Severed is a full-on touchscreen game done right. Much like how the Dance Central series gives you the prefect reason to own a Kinect, Severed shows what can be done with touchscreen gaming when implemented properly. Taps on the screen move and turn you, slashes break open pots and are used for combat, and levers and cranks get activated with pulls and twists. Moving can get tedious, and there are times I wished for an analog stick to better maneuver the hallways without tap-tap-tapping, but this is made up for in the combat. Each enemy has old-school patterns, and you have to determine how to best attack in order to expose their weakness. As you progress, you meet new enemies, or have multiple enemies attack at once, requiring you to keep spinning and slashing until you are the only thing standing in the room.

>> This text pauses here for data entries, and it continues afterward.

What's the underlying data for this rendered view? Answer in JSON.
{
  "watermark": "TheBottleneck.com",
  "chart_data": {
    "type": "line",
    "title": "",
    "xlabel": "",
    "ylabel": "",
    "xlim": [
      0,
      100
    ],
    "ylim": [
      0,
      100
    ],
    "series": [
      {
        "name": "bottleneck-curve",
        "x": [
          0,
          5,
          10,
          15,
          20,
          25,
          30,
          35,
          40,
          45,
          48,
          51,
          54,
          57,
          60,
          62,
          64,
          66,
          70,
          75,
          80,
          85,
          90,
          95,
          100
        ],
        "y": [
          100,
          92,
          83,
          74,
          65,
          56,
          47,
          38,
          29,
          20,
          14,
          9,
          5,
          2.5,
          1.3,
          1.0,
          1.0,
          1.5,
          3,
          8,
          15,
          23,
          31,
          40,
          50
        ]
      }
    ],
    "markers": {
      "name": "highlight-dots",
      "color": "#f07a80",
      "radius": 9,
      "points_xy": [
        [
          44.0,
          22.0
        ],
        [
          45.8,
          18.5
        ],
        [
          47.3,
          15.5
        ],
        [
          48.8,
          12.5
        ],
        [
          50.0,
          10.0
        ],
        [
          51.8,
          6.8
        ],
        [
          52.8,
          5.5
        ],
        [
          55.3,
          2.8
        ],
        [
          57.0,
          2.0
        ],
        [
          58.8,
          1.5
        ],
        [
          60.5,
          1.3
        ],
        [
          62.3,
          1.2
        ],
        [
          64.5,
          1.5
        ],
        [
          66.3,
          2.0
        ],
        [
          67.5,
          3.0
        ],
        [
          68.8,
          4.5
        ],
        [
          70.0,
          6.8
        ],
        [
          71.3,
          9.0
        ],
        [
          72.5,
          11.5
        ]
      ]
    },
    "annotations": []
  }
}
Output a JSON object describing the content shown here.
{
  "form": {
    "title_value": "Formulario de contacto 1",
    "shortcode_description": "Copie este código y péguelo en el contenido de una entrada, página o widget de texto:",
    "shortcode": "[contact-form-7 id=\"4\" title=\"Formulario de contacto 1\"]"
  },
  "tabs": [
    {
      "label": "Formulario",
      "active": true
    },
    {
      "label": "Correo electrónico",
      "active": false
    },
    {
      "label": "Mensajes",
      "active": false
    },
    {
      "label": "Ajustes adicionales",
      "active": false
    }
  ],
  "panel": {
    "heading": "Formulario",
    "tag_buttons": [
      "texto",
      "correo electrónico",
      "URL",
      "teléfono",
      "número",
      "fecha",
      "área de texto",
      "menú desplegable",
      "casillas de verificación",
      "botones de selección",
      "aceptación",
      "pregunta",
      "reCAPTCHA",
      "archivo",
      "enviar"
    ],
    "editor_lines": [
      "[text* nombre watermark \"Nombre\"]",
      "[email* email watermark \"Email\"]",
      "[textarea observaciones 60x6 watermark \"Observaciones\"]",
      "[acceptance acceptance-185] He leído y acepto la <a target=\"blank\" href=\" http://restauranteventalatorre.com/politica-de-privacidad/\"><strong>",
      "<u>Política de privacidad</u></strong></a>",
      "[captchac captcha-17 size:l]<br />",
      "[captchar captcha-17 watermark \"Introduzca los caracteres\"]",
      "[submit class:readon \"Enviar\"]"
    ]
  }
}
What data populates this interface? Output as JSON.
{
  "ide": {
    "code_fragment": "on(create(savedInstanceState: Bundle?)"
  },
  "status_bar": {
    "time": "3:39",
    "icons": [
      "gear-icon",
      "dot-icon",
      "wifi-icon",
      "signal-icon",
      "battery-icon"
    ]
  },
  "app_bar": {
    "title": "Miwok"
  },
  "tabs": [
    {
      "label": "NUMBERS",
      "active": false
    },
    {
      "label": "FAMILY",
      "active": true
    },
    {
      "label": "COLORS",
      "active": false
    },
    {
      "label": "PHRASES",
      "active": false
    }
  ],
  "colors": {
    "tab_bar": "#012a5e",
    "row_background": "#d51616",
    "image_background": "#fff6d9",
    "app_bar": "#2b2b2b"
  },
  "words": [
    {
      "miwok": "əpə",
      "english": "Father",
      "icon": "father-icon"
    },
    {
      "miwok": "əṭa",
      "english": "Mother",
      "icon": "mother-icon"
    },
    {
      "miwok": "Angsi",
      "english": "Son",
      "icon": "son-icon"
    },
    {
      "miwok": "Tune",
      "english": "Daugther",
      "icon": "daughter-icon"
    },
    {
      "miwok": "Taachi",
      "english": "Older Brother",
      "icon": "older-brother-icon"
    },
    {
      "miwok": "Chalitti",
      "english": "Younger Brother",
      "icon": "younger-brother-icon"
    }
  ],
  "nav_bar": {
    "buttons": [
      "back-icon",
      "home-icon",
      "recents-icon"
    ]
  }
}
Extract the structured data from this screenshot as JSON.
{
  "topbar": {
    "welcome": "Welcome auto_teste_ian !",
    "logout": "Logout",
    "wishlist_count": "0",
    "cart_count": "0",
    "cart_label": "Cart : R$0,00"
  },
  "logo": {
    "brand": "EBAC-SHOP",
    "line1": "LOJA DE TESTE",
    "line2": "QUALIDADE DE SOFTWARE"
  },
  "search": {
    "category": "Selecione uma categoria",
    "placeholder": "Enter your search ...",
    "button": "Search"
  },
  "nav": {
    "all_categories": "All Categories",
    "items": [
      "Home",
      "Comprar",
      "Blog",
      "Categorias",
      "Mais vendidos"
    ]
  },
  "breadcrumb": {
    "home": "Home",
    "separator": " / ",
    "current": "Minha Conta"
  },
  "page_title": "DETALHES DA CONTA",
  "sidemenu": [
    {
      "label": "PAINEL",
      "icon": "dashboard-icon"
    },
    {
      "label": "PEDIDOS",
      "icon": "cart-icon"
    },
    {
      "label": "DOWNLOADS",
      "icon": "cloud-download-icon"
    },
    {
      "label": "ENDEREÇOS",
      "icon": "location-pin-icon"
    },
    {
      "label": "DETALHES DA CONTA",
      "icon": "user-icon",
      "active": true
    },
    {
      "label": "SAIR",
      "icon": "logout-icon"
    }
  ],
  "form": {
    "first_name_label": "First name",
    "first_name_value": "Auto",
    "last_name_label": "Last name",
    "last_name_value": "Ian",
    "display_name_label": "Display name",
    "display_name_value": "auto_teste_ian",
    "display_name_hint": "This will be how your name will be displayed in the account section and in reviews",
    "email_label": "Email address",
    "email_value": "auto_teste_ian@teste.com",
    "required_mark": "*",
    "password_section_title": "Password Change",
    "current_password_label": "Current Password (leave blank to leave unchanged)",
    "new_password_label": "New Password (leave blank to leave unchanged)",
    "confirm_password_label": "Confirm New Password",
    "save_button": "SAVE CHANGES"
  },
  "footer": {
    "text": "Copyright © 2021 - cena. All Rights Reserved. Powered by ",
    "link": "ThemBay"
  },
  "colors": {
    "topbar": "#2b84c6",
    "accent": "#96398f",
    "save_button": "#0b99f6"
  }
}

Battle can get daunting at times, as you may find yourself in a poisonous room slowly leaking life while three different enemies with totally different attack patterns assail you from all sides. As the game continues, the exciting variety does dwindle, and you find yourself facing palette swaps of slightly more difficult versions of the same enemies. Boss battles, however, are distinct and a thrill all their own.
As you proceed, our protagonist Sasha comes across equipment made from her fallen enemies. New weapons and abilities are dropped by bosses, while pieces from general enemies can be used to upgrade her skill tree. Adding in secret paths to old levels that can only be accessed with an item from later in the game extends replay value as well, letting you go back into the catacombs to get that one extra power up.
As I continued, there were a few issues that flustered me about the game, proving that while the control scheme is ideal, there are a few things that didn't lend well too the mobile experience. First and foremost was save states. There is no save button, you rely on the game deciding when the save should happen. Sometimes I would explore, then hit the home button to go do something else, only to come back later and find my save file back behind my ideal spot. Also, while it is possible to play in short bursts, some puzzles required remembering things from a couple sessions prior for me at least. Plus, at times I felt frustrated when I hit a wall of a particularly difficult battle. The game doles out enemies at it's own pace, only respawning enemies in an area after certain plot points, so if you aren't particularly good at keeping up with the skills you need to farm upgrade pieces, you can end up underpowered without much you can do about it other than persevere and try harder. And as a small nuisance, their "recommended hold style" plus the default device orientation results in your hand covering the speaker if you're a righty. Flip it over.
Severed offers a new take on many things. It's a full-blown game on iOS (and Vita) with a thin yet engrossing story, an RPG upgrade tree, and a combat style that requires dexterity. While there are a few flaws, the level of polish by Drinkbox Studios is notably present. I love how Drinkbox took an action as simple as swiping a sword slash and crafted completely different strategies for varying enemies.
Currently, Severed is $6.99 on the iOS App Store (and, sadly, $14.99 on the Vita). While I haven't played the Vita version, I don't see much different it could have, short of better sound thanks to the stereo speakers. The game asks more of you than quick, sit-back-relaxed sessions, so prepare for a more intense gaming scenario than you are used to on your phone. Despite the issues I had, I can't help but recommend this polished gem of a game to anyone looking for an engrossing tale of revenge and mystery.
Thanks to the developers for providing a copy of the iOS version for review.